Se sentaron a charlar un rato, y minutos más tarde continuaron la marcha hacia arriba, hasta la cascada. Se turnaban para ir adelante, mientras conversaban. Varios kilómetros más adelante, finalmente llegaron a la cascada. El lugar era maravilloso, el agua muy fría, caía desde casi 20 metros, ruidosa, cristalina, eterna. Él se mojó las manos, la nuca y luego se comió una mandarina, mientras ella hacía lo propio con unos frutos secos.
“Lamenté no poder decirle te amo”
“En un momento dado, nos tomamos de la mano, caminamos un poco y comenzamos nuevamente a hacernos caricias, besarnos y decirnos todo lo que en ese momento se nos pasaba por la cabeza. A esa altura del cerro, estábamos tan solos allí, que dimos gracias por ello. No pudimos detenernos. Bajo el sol de la tarde, cayeron sus ropas e hicimos el amor. Cuánto lamenté no poder decirle te amo, fuimos dos sexagenarios desconocidos que nos sentimos en la piel y terminamos mirándonos a los ojos tiernamente, tomados de la mano como para no soltarnos nunca. Algo nos volvió a la realidad, y una brisa fresca nos acarició el rostro. Ahí estábamos, callados, agitados y felices por esos momentos”.

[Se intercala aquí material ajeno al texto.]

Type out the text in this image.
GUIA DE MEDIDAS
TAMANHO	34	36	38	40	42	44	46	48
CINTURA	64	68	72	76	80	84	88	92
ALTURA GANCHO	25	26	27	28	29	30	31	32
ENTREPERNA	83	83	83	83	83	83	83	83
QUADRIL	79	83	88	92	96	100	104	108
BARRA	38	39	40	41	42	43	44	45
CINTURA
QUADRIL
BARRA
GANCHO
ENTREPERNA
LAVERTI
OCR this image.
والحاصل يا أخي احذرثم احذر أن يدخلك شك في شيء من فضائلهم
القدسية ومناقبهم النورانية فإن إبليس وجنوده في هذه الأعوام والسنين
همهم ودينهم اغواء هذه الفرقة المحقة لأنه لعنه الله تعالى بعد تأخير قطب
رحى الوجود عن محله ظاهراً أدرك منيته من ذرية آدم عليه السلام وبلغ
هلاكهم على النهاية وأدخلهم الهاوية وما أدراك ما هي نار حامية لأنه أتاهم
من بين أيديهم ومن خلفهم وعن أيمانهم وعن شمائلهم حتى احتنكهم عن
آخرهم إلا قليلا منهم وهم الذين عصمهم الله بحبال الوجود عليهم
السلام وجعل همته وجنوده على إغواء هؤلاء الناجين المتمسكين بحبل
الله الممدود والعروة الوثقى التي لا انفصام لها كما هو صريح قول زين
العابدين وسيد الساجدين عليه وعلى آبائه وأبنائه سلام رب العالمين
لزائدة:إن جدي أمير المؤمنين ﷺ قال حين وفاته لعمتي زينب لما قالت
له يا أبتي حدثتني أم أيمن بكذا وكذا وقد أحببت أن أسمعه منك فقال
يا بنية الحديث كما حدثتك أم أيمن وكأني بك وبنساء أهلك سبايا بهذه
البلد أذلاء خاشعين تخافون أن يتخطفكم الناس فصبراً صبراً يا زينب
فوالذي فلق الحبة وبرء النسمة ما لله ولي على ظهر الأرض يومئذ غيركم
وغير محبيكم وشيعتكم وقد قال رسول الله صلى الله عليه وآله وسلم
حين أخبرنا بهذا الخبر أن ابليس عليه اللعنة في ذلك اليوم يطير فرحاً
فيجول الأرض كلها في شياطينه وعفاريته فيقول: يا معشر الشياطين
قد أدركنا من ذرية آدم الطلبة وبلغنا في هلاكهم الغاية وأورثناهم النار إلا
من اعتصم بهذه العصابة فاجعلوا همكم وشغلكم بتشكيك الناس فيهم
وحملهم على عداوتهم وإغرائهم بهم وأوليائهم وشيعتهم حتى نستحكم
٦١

Bajaron charlando trivialidades, besándose y acariciándose en cada descanso, sin decirse frases de amor, sin prometerse nada. Llegaron cerca de la plaza, y se despidieron. “Un fuerte abrazo y sus ojos brillosos se volvieron melancólicos, un chau…y su figura se dibujo en el contraluz. Caminó cansinamente hasta su camioneta, subió y sin mirarme, arrancó y se fue. Me quedé mirando la camioneta azul, que unas pocas cuadras más adelante giró hacia la derecha y desapareció. Un halo de tristeza me invadió en ese momento”.
Al otro día, ya con la decisión de partir, volvió a la plaza… ésta vez el mismo aroma suave y dulzón subió por la nariz, llegó al cerebro y bajó al corazón. Ella ya no estaba, pero permanecía en él… Ansioso, abrió el Messenger y se encontró con un cartel de ella, dirigido a sus contactos: estaría ausente por unos días, porque viajaba con su esposo a Buenos Aires.